Goodreads: The Bostonians
Young Verena Tarrant seems poised to conquer Boston society as a charming speaker on women’s issues and fierce feminist Olive Chancellor is determined to see her all the way. However, when Mississippian Basil Ransom enters the picture, the feminist and the Southern chauvinist will have to engage in battle to determine who will possess Verena.
The Bostonians may be considered a classic, but I have to suspect that it may have been far more interesting in its time. No doubt the depictions of Boston society would have been of more pertinence to contemporary readers while the character of Basil Ransom, a Southerner who fought in the Civil War now transplanted to New England, would have touched on the still-raw emotions created by the conflict. However, even while I recognize elements that have thematic interest, I found myself mostly engaged with the struggle between the feminist Olive Chancellor and the sexist Ransom–a struggle that often seems far too simplistic to give a book about women’s issues the relevance it deserves.
Though the book touches upon various members of the feminist movement, few of them are painted sympathetically and, even when they are, the feeling remains that the author suspects their motives misguided and their efforts sometimes silly. Meanwhile, Olive Chancellor, as the most prominent member of the women’s rights circle, manages to gain the status of representation for the whole movement, even as she clearly represents the most extreme side. Addicted to suffering, determined to find men at fault for all wrongs and women for all rights (the bad women of history, she says, must have been so because of men!), and revengeful to the extreme, Olive hates all men personally and passionately. When her protegee Verena protests that they have met nice men, Olive refuses to admit it–she hates them for being nice. It must be an act. There must be something wrong with them because they are men. Obsessed with this thought, she bars almost all leisure and pleasure from her life and Verena’s, talking and thinking only of the plight of women throughout history. Verena expresses once the idea that hearing music made her forget, for a moment, about the plight–but this, to Olive, is practically a sin.

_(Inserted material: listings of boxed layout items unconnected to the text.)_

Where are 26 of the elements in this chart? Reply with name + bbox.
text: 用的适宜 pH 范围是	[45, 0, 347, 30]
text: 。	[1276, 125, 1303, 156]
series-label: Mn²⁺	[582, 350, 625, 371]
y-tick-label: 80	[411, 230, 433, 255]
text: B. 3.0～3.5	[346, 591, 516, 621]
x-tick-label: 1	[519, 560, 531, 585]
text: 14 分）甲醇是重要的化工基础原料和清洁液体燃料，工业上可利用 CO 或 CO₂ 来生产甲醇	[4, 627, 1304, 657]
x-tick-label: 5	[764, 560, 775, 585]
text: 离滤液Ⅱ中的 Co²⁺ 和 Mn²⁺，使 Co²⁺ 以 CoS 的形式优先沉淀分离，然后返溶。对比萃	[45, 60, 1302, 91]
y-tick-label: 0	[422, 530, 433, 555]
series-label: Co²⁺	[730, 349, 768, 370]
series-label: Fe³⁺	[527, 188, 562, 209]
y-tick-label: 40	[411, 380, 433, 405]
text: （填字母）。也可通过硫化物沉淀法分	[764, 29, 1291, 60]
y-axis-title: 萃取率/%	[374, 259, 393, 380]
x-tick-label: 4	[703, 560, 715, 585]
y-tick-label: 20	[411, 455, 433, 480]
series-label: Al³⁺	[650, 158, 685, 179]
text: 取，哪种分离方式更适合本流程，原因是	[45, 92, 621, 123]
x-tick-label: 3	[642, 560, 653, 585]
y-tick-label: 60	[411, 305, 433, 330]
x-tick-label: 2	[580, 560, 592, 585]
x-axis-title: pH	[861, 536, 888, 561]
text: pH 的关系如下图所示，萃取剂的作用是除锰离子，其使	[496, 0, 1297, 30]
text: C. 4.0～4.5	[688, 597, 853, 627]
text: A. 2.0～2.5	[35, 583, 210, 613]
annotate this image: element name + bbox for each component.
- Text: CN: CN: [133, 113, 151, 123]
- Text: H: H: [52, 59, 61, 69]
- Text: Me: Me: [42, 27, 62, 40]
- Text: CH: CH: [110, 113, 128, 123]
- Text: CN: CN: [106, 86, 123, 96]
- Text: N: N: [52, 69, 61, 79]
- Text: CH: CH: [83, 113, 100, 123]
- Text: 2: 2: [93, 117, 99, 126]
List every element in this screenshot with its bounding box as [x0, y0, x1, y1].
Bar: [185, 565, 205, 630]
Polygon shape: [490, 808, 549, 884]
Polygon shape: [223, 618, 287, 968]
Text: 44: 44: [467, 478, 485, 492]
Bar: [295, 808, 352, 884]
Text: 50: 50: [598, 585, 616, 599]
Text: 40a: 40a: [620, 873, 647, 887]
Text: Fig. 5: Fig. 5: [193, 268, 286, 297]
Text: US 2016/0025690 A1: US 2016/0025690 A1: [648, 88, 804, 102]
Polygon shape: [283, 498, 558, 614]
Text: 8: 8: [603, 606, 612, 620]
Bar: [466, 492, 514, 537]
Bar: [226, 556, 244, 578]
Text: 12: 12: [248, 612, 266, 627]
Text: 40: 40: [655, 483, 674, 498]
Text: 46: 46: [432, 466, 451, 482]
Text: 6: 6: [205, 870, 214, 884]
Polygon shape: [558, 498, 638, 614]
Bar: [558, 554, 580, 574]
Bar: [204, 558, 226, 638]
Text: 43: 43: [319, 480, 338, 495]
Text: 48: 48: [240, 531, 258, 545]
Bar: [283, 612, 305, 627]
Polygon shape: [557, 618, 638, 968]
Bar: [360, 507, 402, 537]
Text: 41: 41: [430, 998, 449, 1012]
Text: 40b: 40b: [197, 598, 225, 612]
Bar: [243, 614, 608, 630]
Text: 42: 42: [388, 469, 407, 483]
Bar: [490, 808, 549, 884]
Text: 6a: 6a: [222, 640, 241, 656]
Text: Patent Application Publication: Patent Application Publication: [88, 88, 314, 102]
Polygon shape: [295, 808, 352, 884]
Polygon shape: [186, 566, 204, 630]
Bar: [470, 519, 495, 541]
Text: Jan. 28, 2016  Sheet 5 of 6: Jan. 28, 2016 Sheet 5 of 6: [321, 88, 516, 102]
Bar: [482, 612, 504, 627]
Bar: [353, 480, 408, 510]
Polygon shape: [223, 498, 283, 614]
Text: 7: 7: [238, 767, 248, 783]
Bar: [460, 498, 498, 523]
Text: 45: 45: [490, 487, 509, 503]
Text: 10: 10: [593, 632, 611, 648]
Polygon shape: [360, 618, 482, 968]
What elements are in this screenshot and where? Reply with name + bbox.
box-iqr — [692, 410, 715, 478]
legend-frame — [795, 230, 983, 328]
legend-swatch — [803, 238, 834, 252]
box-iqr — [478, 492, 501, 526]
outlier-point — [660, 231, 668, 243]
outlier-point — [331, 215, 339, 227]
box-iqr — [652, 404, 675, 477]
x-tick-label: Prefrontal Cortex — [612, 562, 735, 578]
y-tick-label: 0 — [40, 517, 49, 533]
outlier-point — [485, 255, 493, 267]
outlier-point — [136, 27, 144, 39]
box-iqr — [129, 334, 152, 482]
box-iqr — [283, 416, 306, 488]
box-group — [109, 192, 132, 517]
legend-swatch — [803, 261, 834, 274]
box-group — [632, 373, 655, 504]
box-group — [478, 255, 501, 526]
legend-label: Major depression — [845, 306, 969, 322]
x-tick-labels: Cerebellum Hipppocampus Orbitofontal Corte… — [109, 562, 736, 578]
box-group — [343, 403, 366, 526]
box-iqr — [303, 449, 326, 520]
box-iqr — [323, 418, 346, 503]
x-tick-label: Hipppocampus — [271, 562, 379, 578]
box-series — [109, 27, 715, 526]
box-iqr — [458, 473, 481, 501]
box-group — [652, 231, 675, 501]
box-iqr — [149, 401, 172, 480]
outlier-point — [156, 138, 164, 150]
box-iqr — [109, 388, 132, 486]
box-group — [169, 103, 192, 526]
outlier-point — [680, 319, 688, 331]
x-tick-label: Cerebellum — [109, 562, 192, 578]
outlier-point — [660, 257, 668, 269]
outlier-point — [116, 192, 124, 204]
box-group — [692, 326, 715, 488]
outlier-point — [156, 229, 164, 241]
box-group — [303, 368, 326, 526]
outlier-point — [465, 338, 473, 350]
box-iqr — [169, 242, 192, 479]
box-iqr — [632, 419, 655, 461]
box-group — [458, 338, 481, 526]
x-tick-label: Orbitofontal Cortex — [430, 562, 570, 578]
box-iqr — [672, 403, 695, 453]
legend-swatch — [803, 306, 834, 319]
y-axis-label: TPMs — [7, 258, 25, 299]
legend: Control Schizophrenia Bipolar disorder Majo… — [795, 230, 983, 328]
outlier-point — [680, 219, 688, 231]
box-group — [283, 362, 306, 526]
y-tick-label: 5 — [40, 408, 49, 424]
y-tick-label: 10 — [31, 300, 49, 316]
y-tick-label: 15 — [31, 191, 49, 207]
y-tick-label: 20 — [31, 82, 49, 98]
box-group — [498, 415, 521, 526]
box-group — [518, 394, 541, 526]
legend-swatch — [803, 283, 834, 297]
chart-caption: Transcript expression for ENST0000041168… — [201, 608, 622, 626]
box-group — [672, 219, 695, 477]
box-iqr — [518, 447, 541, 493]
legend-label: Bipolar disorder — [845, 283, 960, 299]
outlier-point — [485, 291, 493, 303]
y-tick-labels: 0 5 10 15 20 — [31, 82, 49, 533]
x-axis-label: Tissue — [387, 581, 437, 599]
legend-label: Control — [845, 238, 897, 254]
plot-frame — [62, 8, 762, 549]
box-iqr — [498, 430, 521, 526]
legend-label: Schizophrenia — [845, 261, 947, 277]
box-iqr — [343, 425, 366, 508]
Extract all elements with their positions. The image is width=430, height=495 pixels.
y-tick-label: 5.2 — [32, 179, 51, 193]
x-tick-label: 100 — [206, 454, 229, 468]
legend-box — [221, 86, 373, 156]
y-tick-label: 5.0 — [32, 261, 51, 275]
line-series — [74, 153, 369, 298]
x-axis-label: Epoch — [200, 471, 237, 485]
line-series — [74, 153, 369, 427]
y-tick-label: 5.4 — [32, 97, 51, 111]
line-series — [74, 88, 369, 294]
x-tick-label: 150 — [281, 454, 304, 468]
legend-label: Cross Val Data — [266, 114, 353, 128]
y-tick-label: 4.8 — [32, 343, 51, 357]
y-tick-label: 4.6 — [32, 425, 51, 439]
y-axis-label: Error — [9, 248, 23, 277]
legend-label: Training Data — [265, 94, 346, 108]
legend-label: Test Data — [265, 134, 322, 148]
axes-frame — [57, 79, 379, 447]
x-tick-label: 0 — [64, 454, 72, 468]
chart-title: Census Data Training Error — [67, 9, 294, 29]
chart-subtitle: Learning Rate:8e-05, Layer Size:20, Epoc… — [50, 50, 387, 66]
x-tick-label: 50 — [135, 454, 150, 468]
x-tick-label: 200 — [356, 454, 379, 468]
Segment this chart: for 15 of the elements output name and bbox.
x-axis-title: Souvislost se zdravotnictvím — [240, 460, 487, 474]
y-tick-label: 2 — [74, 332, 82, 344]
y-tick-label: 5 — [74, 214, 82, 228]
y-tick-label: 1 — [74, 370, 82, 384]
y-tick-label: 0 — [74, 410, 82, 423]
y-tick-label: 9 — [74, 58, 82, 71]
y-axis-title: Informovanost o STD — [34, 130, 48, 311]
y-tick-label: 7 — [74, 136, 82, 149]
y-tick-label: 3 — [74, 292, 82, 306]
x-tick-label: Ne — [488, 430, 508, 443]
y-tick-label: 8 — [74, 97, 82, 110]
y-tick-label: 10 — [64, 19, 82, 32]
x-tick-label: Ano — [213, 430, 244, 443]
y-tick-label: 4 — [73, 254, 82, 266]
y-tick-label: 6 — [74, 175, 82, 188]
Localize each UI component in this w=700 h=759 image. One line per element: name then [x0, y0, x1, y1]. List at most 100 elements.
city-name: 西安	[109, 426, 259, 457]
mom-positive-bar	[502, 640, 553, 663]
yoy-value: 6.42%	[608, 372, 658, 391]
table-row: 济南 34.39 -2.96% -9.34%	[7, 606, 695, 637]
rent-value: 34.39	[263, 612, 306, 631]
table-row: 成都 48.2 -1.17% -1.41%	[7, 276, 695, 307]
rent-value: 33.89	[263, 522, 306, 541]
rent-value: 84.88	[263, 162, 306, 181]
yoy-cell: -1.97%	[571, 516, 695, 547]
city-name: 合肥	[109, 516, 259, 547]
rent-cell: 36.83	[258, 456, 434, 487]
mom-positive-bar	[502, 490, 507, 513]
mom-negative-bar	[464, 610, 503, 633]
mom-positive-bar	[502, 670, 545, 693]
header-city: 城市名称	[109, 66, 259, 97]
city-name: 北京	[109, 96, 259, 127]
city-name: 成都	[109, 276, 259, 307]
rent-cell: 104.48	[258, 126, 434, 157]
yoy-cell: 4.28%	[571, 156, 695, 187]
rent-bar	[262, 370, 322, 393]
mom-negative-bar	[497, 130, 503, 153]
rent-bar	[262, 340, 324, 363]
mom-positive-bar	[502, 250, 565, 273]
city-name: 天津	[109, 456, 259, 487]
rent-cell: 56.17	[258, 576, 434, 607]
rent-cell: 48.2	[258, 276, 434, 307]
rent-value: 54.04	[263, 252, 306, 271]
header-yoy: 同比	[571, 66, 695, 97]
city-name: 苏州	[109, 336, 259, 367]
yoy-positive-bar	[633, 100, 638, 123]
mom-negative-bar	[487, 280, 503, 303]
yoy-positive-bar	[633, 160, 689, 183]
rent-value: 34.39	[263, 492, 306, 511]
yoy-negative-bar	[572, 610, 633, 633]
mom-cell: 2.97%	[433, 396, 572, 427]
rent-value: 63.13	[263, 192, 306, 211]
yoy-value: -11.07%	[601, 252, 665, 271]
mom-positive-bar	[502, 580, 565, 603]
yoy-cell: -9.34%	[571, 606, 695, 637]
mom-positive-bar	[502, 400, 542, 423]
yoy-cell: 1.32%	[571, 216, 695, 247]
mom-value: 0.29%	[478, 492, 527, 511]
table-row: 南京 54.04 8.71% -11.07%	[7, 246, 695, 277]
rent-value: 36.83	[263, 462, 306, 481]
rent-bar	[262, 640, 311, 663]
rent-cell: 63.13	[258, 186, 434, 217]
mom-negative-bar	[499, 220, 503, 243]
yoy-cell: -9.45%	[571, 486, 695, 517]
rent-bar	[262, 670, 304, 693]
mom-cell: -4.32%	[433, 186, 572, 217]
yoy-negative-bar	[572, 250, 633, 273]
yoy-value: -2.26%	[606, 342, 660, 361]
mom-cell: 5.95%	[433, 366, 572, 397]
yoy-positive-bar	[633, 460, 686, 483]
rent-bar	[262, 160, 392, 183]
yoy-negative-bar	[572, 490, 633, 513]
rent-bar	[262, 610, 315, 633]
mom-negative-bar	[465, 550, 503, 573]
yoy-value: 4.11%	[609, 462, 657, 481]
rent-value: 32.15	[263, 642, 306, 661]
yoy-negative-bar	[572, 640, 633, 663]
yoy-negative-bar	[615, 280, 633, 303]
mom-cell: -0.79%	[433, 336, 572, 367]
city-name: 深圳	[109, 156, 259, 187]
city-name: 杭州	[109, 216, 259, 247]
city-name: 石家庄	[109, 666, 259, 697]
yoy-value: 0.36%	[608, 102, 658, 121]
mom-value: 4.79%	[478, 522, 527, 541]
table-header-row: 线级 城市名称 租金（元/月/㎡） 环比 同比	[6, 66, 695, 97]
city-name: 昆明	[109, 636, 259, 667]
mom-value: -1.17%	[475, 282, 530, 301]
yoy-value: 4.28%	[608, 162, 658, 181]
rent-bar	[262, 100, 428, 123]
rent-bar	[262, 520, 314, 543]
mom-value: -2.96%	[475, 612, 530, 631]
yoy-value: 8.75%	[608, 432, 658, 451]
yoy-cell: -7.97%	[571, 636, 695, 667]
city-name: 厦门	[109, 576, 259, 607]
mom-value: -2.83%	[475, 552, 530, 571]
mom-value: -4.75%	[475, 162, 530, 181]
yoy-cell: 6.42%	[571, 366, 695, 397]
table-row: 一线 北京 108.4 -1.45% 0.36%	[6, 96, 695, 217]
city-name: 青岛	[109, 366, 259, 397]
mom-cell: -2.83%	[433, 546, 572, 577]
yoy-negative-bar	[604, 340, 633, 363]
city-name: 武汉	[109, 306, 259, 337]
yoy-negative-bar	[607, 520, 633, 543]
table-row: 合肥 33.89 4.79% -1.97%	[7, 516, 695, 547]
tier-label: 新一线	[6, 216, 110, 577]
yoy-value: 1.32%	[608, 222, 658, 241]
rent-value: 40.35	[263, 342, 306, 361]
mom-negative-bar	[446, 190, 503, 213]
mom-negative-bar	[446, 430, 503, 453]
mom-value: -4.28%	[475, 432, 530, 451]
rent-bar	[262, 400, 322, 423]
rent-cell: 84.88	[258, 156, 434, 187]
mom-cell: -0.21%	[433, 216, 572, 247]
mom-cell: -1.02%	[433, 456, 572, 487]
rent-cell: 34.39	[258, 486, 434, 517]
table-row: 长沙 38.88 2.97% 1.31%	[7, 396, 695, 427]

Olive’s all-consuming passion to be revenged on men for history makes her claim Verena possessively. She controls the girl, makes her report all her actions, wants to make the girl swear off marriage. She is jealous to the point of absurdity and restrictive to the point of madness. Accordingly, some readers may wish Basil Ransom success in marrying Verena–a rescue must be made!–but he is just as bad.
Henry James depicts Basil as believing women exist solely to be agreeable to men. He thinks himself still chivalrous in the Southern tradition and tells himself that women do have rights–the right to small attentions from a man, such as having him find a woman a seat in a crowded hall. However, though Basil thinks himself so fearfully attentive and charming, he repeatedly refuses women even these small attentions when it would interfere with his own desires. Worse still, he proposes to throw history back farther than it already is, subjugating women even more, making politics available only to a certain class, etc. The book calls him a “conservative,” but, like Olive, he goes much farther than most of his colleagues. By the end, he appears as simply odious, delighting in hurting Verena simply because it proves his power as a man over her (one suspects he is secretly frightened by her success while he himself languishes in obscurity and poverty).
The struggle between women and men thus almost verges on the ridiculous, except that most readers will know that men and women like Basil and Olive really do exist. Still, if the battle of the sexes has to be acted out in this book, it seems strange that no middle road is ever provided. It is almost as if the author does not believe one can exist, cannot see how a truce is ever to be made.
One might hope that Verena Tarrant herself would provide an answer, or at least some sort of relief–the story has a dreadful aspect to it, filled as it is with unlikable characters and repulsive views. Verena, though light and pretty, unfortunately seems to have little intelligence–or at least no will to wield it. She yields to the strongest will in the room time and again; one begins to wonder which thoughts are her own and which the thoughts of another. She herself seems to have trouble distinguishing.
The Bostonians is no doubt an important work (even more so in its day), but I would never call it a pleasurable read. I remember it most for its unflattering depictions of just about everyone and everything, and its dismal outlook on the relations of men and women.